On a enregistré le second album qui ne comprend que 3 morceaux des Stones sur 12. On bat le fer pendant qu'il est chaud conscient qu'on reprend plus qu'on ne propose de chansons. Aux États-Unis, un mini-album est agrémenté de nouveau matériel, 7 nouvelles pièces, ce qui fait un second album en 1964, pour l'Amérique, en Novembre, d'une douzaine de chansons.On traine à L.A. et Brian s'isole davantage avec Tony Basil, pas encore chorégraphe/chanteuse, mais très jeune et jolie, Dennis Hopper, Dean Stockwell, Jack Nitzsche ou Wallace Breman. Brian écoute Glenn Gould, du jazz, discute culture avec eux. Il se rapproche d'autres univers pour s'éloigner du monde des Stones. Qui ne semble plus le sien.

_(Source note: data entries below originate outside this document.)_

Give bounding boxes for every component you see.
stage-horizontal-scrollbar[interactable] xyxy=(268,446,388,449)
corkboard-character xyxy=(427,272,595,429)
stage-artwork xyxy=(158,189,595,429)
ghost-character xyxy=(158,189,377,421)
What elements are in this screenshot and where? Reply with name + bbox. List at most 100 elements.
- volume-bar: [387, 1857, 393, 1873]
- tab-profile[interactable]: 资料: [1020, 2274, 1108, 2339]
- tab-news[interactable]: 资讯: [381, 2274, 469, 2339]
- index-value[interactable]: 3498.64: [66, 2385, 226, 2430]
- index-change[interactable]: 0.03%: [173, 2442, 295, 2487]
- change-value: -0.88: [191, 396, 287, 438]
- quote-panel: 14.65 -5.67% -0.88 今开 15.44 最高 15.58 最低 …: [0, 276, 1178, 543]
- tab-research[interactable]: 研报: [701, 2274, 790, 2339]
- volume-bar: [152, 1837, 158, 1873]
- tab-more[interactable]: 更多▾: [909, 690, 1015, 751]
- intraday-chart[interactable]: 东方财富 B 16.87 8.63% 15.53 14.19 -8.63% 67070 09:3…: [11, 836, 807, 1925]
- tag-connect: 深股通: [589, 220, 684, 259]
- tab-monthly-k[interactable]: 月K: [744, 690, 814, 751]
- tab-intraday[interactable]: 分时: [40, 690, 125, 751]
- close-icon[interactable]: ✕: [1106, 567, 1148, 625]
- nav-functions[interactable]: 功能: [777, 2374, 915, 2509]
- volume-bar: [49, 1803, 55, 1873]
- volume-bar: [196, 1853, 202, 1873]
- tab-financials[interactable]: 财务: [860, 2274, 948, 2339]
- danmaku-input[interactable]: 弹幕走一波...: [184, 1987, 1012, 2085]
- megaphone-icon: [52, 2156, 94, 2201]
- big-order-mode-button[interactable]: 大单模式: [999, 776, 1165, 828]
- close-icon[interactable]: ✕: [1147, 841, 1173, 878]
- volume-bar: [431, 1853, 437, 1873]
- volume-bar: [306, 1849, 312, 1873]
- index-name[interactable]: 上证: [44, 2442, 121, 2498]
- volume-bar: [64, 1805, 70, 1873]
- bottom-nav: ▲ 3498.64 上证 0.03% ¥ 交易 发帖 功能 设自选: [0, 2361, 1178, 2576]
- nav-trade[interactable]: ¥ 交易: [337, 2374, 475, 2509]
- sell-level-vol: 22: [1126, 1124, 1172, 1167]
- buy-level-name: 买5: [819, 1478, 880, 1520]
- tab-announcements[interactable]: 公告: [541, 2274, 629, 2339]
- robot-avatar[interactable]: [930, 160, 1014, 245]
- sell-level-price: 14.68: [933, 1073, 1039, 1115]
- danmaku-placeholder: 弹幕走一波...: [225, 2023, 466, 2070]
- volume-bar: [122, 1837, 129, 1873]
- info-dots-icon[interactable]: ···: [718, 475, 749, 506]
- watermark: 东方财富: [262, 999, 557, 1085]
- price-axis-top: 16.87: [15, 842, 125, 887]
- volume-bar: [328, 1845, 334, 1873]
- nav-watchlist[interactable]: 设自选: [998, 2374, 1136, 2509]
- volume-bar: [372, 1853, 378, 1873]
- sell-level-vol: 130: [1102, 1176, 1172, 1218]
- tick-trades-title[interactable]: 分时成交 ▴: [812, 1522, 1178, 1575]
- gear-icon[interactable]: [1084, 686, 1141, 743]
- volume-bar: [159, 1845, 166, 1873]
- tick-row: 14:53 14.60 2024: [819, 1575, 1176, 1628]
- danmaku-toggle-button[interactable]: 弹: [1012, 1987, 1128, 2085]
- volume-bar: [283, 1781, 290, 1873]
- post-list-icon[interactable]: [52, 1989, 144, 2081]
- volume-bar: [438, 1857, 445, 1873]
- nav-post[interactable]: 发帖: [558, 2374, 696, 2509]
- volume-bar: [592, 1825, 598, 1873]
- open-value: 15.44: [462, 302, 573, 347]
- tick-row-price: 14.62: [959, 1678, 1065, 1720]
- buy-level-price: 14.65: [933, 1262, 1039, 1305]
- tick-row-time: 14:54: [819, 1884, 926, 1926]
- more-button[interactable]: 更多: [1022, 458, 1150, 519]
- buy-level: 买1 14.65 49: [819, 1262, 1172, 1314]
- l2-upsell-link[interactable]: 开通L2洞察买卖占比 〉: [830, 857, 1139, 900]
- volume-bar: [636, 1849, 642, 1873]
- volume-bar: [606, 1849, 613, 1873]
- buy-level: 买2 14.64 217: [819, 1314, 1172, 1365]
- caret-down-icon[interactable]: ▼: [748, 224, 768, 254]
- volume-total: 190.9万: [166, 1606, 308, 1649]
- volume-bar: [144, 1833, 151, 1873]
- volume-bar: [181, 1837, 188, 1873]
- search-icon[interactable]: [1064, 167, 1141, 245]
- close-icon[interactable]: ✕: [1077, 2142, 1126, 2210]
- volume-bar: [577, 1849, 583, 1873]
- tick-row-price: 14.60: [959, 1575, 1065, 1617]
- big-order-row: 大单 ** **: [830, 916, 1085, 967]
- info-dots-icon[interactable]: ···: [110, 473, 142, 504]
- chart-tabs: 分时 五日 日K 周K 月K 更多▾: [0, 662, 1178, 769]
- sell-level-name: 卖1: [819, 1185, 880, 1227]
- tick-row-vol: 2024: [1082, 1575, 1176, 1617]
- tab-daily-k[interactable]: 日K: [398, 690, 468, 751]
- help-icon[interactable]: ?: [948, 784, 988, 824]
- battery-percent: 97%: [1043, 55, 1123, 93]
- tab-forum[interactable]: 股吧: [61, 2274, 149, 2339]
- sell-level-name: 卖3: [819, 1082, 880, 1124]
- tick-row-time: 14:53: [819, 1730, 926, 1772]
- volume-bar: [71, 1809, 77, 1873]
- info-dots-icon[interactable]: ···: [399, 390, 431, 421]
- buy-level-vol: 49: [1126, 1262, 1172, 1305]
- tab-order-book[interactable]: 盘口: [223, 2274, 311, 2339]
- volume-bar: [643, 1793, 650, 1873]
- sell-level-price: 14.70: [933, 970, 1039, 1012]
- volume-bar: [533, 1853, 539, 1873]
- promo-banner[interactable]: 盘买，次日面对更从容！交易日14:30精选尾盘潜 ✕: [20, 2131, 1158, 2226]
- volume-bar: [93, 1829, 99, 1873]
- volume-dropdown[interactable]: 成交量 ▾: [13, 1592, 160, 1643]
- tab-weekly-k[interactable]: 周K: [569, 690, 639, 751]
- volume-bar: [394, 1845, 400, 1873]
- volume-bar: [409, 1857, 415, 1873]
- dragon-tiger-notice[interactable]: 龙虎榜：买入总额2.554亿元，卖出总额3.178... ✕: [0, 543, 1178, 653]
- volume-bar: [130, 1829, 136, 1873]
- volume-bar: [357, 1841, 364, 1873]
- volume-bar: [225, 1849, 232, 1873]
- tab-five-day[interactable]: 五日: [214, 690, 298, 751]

Tombant malade d'épuisement d'un train de vie qui l'auto-détruisait, il est traité à l'hôpital de Chicago et manque 4 spectacles dès novembre. Ostracisé par lui-même, encore. Seconde fois qu'il n'est pas avec le band en peu de temps. Stu trace une ligne ici dans sa relation avec lui. Il l'endurera, c'est tout. Brian est capitaine d'un bateau qu'il voudrait sien, mais a trop souvent le mal de mer à son goût.
Une chanson d'Howlin' Wolf, composée par Willie Dixon, que Sam Cooke vient de chanter il y a à peine un an, qui était largement guidée par Jones, deviendra un surprenant #1 pour les Rolling Stones, au Royaume-Uni.
Bouée de sauvetage pour Brian.Brian, le créateur, n'est peut-être pas encore le leader qu'on a tassé.
Mais c'était probablement la dernière fois. Ce qui inspirera aussi Keith et Mick, reprenant la barre du navire.
Dans peu de temps. Maintenant on their side.